I’d come home to comments that ranged from the incredulous “you mean like a monk?” to sighs of “sounds like heaven” – the latter from other parents. Most were riffs from my brother teasing – “isn’t it hard?”
As the psalmist says, I set my soul in silence and peace – and in a world where sound tracks and packed calendars abound, it can be hard to choose stillness. For just those reasons, the exercise has much to recommend it.
Silence and the sacred have long been entwined. The prophet Elijah found God, not in the earthquake, not in the wind, but in the stillness. Early Christians took to caves and pillars to escape the noise of the world. When we cease to speak, we can hear.
Even Jesus sought the silence of the desert when the clamor of the crowds grew to a roar. We can rest in silence, it renews. With teens in my house, silence is as rare as angelic visitations. The chance to listen for God and to refresh body and soul in His peace is similarly heavenly, but these are not the only graces to be found in silence.
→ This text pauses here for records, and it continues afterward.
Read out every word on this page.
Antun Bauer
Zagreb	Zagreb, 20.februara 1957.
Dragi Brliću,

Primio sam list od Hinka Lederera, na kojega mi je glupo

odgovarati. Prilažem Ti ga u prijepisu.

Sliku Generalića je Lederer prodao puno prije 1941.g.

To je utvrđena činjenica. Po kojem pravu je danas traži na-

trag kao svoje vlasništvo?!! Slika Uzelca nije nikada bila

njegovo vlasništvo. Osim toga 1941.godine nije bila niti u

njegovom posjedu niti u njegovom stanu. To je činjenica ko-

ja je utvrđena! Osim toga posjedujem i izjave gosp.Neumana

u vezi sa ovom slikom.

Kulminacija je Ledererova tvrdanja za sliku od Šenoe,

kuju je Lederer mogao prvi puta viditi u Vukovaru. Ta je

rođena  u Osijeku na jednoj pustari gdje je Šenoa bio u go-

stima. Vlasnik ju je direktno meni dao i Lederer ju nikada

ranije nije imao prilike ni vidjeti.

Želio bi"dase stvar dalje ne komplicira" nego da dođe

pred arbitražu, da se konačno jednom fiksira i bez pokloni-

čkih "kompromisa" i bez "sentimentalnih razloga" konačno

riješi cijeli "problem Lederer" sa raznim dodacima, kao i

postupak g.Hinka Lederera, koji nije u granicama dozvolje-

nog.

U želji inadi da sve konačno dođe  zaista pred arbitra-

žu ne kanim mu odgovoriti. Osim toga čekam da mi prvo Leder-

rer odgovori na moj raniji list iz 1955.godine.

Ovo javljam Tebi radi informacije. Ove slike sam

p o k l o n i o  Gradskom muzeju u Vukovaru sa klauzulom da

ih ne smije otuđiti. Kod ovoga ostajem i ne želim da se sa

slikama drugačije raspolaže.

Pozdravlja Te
In his rule for monastic living, St. Benedict devotes a chapter to silence and points out that the purpose of silence in a communal life is to both listen and learn.
Silence teaches us to move with deliberate care, to discern how our choices in life might deprive others of what they need. When the small everyday noises are amplified – the clang of silverware against a plate, or the wind slamming shut a door left ajar – I am gradually made aware of how my life in the world might deprive and disturb others. Do I need to rush to beat someone else into line at the grocery store?
Silence invites us to learn humility and trust. When we choose to refrain from speaking, becoming unable to express our needs to others, we learn to accept what is offered, to trust that what we need will be provided.
On a silent retreat one autumn, I had taken a long walk and returned ravenous. Hoping for a reprise of the previous night’s chocolate cake, instead I found figs roasted with honey on the dessert table. I didn’t like figs and breakfast was a long way off. Go hungry? Break the silence and beg the kitchen staff for cake? Or trust that what I needed was there for me? I trusted, and learned of the marvelous taste of honeyed figs and God’s care for me.
The enveloping silence of my eight days is a memory, but I can still hear it reverberating through my life, inviting me to move with more thought for others, and less for myself, to make manifest what I learned in silence. What we hear in whispers, says St. Matthew’s Gospel, proclaim from the housetops.
As we pray before you, Lord, we ask you, in your mercy, for the grace always to ponder
in our hearts what we proclaim with our lips. Amen.